С тех пор как стала машина и механик постоянно находился в кубрике, старпому редко удавалось довести до конца какой-либо из своих рассказов о гражданской войне. Дядя Костя тоже знал Прикаспий и непременно ввязывался в спор, горячился, сбивал Петровича с мысли. Сгорбившись и скрестив на койке ноги, механик раздраженно выкрикивал свое, пока старпом не умолкал. Спорили обо всем: о рыбалке на Каспии, о Гурьеве и Астрахани, о тамошних ветрах и травах, а чаще всего о том, как погиб Кочубей. Костя уверял, что Кочубея повесили на рыночной площади в Астрахани («На глазах моих дело было, чудак человек!..»), и переспросить его было невозможно: Старпому осточертело это, и он стал реже вспоминать о Кочубее. Но механик по привычке ввязывался теперь и в рассказы о польском походе, о разгроме Булак-Балаховича, о станичной жизни - во все, о чем бы ни заговорил старпом. Тот сердился, досадливо кривил тонкие губы и, сплюнув, выходил на палубу.
Зато сейчас, стоя в рубке и сжимая в руках послушный штурвал, Петрович не спеша поведал молодым матросам о том, что приключилось с ним тридцать один год назад.
…Осенью тысяча девятьсот двадцать второго года вернулся он наконец в родную станицу Кавказскую. Добра он за годы войны не нажил, разве что привез такие гостинцы, как рубцы на теле да тяжелую, сверлящую головную боль. И в хате - пустка, как говорят станичные: выбитые окна, сломанный стул, черные клочья отцовского кожуха. И ни живой души: всю семью порубали богатые казаки…
Ночь он пролежал на полу без сна, с сухими, немигающими глазами и с маузером в правой руке. Никто не пришел, не потревожил домашнего счастья казака-фронтовика. Наутро подался в Кропоткин и заявил коменданту, что хочет еще послужить родине с оружием в руках, а к полудню вернулся в Кавказскую уполномоченным оперативной группы войск ОГПУ…
- Дзержинский назначил? - спросил Виктор.
- Бери выше!
- Ленин? - поразился матрос.
- Темный ты человек! Кто бы стал таким людям, пустяками голову морочить? Меня товарищ Грицюк назначил…
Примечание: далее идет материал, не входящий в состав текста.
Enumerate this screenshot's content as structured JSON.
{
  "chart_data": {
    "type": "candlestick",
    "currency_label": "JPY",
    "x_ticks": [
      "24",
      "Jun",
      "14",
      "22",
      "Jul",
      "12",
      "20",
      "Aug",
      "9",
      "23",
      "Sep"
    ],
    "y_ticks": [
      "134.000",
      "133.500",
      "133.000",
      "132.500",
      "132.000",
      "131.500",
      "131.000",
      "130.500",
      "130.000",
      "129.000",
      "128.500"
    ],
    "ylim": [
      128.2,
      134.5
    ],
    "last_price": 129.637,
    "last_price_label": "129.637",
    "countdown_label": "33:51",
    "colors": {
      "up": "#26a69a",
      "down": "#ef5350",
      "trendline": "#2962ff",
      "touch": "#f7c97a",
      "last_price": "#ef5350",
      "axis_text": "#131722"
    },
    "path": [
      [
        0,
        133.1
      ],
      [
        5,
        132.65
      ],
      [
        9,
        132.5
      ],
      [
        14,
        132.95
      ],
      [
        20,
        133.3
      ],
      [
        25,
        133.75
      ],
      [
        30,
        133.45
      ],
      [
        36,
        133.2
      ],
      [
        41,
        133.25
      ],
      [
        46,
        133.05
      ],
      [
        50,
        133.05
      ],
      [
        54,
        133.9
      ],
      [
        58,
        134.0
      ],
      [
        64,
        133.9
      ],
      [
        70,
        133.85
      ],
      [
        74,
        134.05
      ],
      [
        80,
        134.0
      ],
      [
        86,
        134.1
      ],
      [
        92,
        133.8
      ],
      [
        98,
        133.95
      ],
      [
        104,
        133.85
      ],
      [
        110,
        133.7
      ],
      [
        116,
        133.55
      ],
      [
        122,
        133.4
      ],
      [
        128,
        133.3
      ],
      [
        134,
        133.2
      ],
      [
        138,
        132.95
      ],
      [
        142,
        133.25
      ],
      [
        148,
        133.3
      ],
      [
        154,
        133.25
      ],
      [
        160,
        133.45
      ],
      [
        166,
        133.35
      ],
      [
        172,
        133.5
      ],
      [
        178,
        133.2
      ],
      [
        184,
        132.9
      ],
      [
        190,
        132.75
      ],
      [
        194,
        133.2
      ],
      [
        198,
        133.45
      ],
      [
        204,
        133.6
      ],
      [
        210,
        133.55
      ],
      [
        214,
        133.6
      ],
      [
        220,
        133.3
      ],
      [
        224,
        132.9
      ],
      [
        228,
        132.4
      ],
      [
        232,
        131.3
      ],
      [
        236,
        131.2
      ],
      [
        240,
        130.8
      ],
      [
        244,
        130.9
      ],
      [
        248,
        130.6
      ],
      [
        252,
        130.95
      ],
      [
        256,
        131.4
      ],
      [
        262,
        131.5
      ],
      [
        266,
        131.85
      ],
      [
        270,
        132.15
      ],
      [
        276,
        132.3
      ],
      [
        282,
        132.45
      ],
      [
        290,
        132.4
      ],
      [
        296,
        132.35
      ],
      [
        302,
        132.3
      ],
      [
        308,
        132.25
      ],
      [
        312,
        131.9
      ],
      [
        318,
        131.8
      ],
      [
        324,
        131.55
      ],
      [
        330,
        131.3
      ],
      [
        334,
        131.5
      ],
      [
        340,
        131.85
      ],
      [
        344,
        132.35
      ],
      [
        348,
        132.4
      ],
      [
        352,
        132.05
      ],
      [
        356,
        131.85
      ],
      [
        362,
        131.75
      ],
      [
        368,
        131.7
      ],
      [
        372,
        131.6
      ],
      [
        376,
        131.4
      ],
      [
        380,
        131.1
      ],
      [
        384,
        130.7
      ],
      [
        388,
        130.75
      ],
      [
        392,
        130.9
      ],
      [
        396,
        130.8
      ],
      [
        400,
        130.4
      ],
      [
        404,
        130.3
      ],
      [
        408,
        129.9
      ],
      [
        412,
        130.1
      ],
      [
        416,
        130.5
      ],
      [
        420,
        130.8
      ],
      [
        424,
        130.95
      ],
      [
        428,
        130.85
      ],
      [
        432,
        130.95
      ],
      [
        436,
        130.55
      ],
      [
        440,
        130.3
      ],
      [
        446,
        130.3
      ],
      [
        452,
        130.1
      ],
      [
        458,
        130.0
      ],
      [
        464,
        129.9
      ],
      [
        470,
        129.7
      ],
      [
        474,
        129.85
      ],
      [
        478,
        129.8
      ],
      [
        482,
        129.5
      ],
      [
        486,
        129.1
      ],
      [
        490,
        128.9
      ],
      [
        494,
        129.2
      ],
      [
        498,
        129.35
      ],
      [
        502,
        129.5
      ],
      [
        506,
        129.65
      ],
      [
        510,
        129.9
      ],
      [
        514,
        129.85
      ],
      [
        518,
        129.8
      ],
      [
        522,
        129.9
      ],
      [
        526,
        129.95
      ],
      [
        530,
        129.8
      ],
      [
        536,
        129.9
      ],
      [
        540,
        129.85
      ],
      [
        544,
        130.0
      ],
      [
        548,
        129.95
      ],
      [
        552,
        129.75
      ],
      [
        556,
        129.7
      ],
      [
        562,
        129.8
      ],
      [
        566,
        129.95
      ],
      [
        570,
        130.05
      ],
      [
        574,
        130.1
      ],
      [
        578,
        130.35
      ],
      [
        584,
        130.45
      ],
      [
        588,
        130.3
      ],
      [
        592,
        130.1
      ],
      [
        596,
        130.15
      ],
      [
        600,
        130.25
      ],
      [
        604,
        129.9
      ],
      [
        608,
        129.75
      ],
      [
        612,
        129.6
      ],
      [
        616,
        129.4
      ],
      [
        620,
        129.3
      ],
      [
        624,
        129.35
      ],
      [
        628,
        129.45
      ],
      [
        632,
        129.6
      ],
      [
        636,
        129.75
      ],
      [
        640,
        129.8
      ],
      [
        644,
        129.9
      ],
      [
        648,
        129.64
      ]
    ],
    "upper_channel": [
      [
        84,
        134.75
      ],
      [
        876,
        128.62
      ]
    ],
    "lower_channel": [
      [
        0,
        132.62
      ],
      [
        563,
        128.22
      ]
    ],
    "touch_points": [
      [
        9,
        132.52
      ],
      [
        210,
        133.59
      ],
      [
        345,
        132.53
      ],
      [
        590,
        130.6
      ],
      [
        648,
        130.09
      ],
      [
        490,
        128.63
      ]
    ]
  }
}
- А-а-а,- разочарованно протянул Виктор.
- Скачем мы как-то под утро в метель с дружком Гринченко на хутор, по оперативному заданию. Только подались за околицу Кавказской, наскочили на засаду. Степная метель злая, пуржит похлеще океанской. Первым делом коней наших подбили. Живьем, значит, хотели взять нас, думка была поиздеваться над нами… Зачали перестрелку. Они, слышим, по двое с обеих сторон дороги хоронятся, из обрезов брешут по нас, а мы из-за мертвых коней потихоньку отбрехиваемся. Я двоих положил, а дружок сплоховал, кончил одного и сам богу душу отдал. Только я к нему повернулся, на меня как навалится казарлюга, пудов на шесть. Ну и я, хоть и колотый и стреляный, а тоже не промах был… - Петрович умолк, прислушался к вою ветра, покачал головой.- Опять на восток снесет, паскуда. И когда ему край будет?
- А дальше чего, Петрович? - взмолился Виктор.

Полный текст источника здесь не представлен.